LWPC claims 7.2 dB anisotropy on the VO1NA to Todmorden
overnight path. That means east-to-west is only 7.2dB more
loss than west-to-east.
For VO1NA to DK7FC the anisotropy is only 5.6 dB. Also VO1NA
at Heidelberg is only 2.8 dB weaker than VO1NA at Todmorden.
These figures suggest that with a good rx at Torbay, a first
T/A east-to-west and a 2-way T/A QSO is within reach.
Perhaps something for the long Winter nights.
VO1NA seems to be stable on 8270.0070093 since that first night.

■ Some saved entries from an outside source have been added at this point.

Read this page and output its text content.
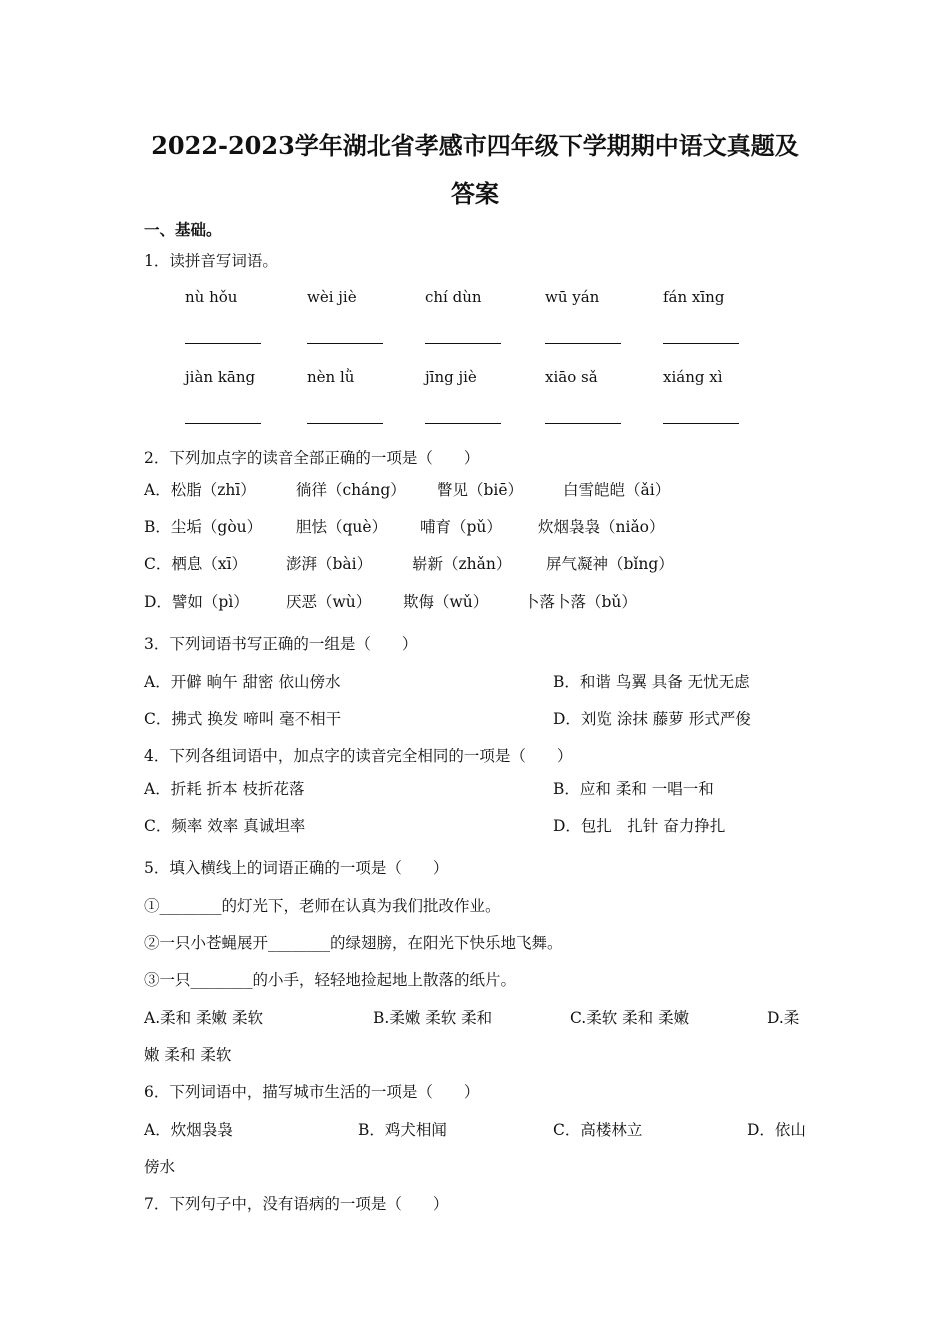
2022-2023学年湖北省孝感市四年级下学期期中语文真题及
答案
一、基础。
1．读拼音写词语。
nù hǒu	wèi jiè	chí dùn	wū yán	fán xīng
jiàn kāng	nèn lǜ	jīng jiè	xiāo sǎ	xiáng xì
2．下列加点字的读音全部正确的一项是（　　）
A．松脂（zhī）	徜徉（cháng） 瞥见（biē）	白雪皑皑（ǎi）
B．尘垢（gòu） 胆怯（què） 哺育（pǔ） 炊烟袅袅（niǎo）
C．栖息（xī）	澎湃（bài）	崭新（zhǎn） 屏气凝神（bǐng）
D．譬如（pì） 厌恶（wù） 欺侮（wǔ） 卜落卜落（bǔ）
3．下列词语书写正确的一组是（　　）
A．开僻 晌午 甜密 依山傍水	B．和谐 鸟翼 具备 无忧无虑
C．拂式 换发 啼叫 毫不相干	D．刘览 涂抹 藤萝 形式严俊
4．下列各组词语中，加点字的读音完全相同的一项是（　　）
A．折耗 折本 枝折花落	B．应和 柔和 一唱一和
C．频率 效率 真诚坦率	D．包扎　扎针 奋力挣扎
5．填入横线上的词语正确的一项是（　　）
①________的灯光下，老师在认真为我们批改作业。
②一只小苍蝇展开________的绿翅膀，在阳光下快乐地飞舞。
③一只________的小手，轻轻地捡起地上散落的纸片。
A.柔和 柔嫩 柔软	B.柔嫩 柔软 柔和	C.柔软 柔和 柔嫩	D.柔
嫩 柔和 柔软
6．下列词语中，描写城市生活的一项是（　　）
A．炊烟袅袅	B．鸡犬相闻	C．高楼林立	D．依山
傍水
7．下列句子中，没有语病的一项是（　　）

Perhaps we saw some DOCXO warm-up drift.
Overnight 9th/10th the best signal was between 00:00 and 06:00,
about 13dB S/N
http://abelian.org/vlf/tmp/170511a.gif
Overnight 10th/11th the signal was hardly visible against the
noise, it was a noisy night. The noise was enough to bury a
0.06 fT signal.
It appears the overnight signal is clearly detected on about
half the nights.
As I walked past the E-field antenna yesterday, I paused for
a moment to contemplate the 1.4 electrons currently being
jostled by the field from Joe's transmitter at the other side
of the Atlantic. I could see Pendle Hill 24km away and tried
to imagine the transmitter 150 times further away.
Jim wrote:
> have we seen natural-propagation-related frequency changes
> on this timescale?
The most rapid changes are during the terminators, LWPC predicts
a deviation of 25 uHz for about 4 hours as the terminators cross
the Atlantic. Outside those periods it should be stable within
a few uHz, say within 5uHz. The T/A signal from W4DEX was stable
away from the terminators.
Joe wrote:
> The sigs will continue until the helix sparks or the wx grounds
> the aerial.
Well I think I've got all I can get out of this signal for now.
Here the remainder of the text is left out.